In team approach, programmers' code should run in a sandbox - it
wouldn't do if each programmer could crash the entire system just
by debugging a new version of the 'score' command. :) This encompasses
a lot of things: object access, database access (if you don't go
for automatic persistance), datatype opaqueness, and large number
of other issues. Most mainstream languages don't even begin to
deal with this issue. So, IMHO, mainstream language is not an
option for a MUD done by more than a single programmer.

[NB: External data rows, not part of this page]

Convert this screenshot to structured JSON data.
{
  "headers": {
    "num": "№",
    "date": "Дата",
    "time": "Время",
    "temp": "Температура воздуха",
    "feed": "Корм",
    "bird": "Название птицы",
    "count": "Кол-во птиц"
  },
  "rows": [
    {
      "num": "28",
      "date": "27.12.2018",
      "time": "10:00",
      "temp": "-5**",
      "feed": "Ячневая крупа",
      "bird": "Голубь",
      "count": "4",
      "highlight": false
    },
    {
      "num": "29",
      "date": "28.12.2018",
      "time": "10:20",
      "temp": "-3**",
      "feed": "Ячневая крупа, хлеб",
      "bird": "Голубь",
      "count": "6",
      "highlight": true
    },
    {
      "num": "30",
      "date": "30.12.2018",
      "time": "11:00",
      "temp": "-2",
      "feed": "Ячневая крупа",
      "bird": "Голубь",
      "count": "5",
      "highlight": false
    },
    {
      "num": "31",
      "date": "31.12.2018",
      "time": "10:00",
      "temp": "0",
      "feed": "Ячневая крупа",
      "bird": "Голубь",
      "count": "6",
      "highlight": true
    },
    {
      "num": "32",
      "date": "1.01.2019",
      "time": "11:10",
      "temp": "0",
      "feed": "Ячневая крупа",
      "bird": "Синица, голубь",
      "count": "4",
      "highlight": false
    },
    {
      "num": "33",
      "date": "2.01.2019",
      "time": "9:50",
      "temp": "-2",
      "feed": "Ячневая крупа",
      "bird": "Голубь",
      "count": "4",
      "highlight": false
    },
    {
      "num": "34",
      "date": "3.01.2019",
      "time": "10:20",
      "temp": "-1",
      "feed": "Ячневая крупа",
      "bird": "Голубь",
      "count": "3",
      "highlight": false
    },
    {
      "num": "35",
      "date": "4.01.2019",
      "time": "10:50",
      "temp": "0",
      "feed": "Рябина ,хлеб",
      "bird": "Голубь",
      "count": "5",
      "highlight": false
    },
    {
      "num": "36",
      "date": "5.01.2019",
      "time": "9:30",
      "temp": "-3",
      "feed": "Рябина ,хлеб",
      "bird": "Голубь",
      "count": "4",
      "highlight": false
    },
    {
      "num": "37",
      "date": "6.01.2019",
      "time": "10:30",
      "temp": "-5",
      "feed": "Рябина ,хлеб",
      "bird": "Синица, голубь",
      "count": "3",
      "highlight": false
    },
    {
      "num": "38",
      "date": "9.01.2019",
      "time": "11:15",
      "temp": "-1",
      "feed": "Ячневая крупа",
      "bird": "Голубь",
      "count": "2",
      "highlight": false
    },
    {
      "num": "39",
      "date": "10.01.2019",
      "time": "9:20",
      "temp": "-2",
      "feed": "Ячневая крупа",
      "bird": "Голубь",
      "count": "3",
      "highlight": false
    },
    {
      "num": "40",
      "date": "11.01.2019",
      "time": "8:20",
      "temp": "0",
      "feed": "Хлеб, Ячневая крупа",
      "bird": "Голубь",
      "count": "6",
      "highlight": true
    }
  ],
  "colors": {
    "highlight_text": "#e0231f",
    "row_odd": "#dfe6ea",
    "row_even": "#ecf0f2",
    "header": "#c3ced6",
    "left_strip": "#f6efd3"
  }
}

9) dynamic objects/inheritance

This issue is VERY problematic. The idea is that if you go for
a dynamic object system, gain is that you're able to dynamically
reparent objects, change the methods and properties on the fly,
and do all of this through your telnet connection. The downside
is that this slows down message passing, both in interpreters and
compilers. It can still be made /suffciently/ efficient, actually.
Common LISP has full dynamic inheritance supported by its native
object system, and it's not too slow. The secret is caching - if
you don't /repeat/ method lookups when they're not needed, you'll
be well off.

I think that full dynamism is important if you're working on very
creative setting with lots of custom code, and you want this code
done QUICKLY - the programming speed in dynamic languages is so
much greater than in static object systems that it's not even fun.
It also gives great freedom in experimenting.

--------------------------

With the mainstream languages, Common LISP satisfies most of these
features. Scheme comes close, in some implementations (as Scheme
standard is pretty minimal). Neither can very well support a team
of telnetted programmers developing the world, though. Some MUDs
discussed here do.

> Maybe I used incorrect terminology. 
> 
> 5  [ PROBLEM-ORIENTATED LANGUAGE LEVEL ]
> 4  [      ASSEMBLY LANGUAGE LEVEL      ]           
> 3  [  OPERATING SYSTEM MACHINE LEVEL   ]
> 2  [    CONVENTIONAL MACHINE LEVEL     ]
> 1  [      MICROPROGRAMMING LEVEL       ]
> 0  [       DIGITAL LOGIC LEVEL         ]
> 
> These are the 6 layers to which I was referring. To move from one level 
> to another, compilation/interpretation is required. Adding another level 
> on top is what I *think* something like LPC does. Maybe, maybe not.
> 
> Is anyone aware of any sort of comparison between languages, showing 
> levels of suitability for various tasks?

The problem is that MUD design means that you've already decided on the
particular task. Out of a LARGE number of general-purpose languages, I
have yet to find *one* that supports persistance, dynamic object system
and automatic memory management in a satisfying manner. Rschem (the
implementation) comes close, but it still has a long way to go.

	Miro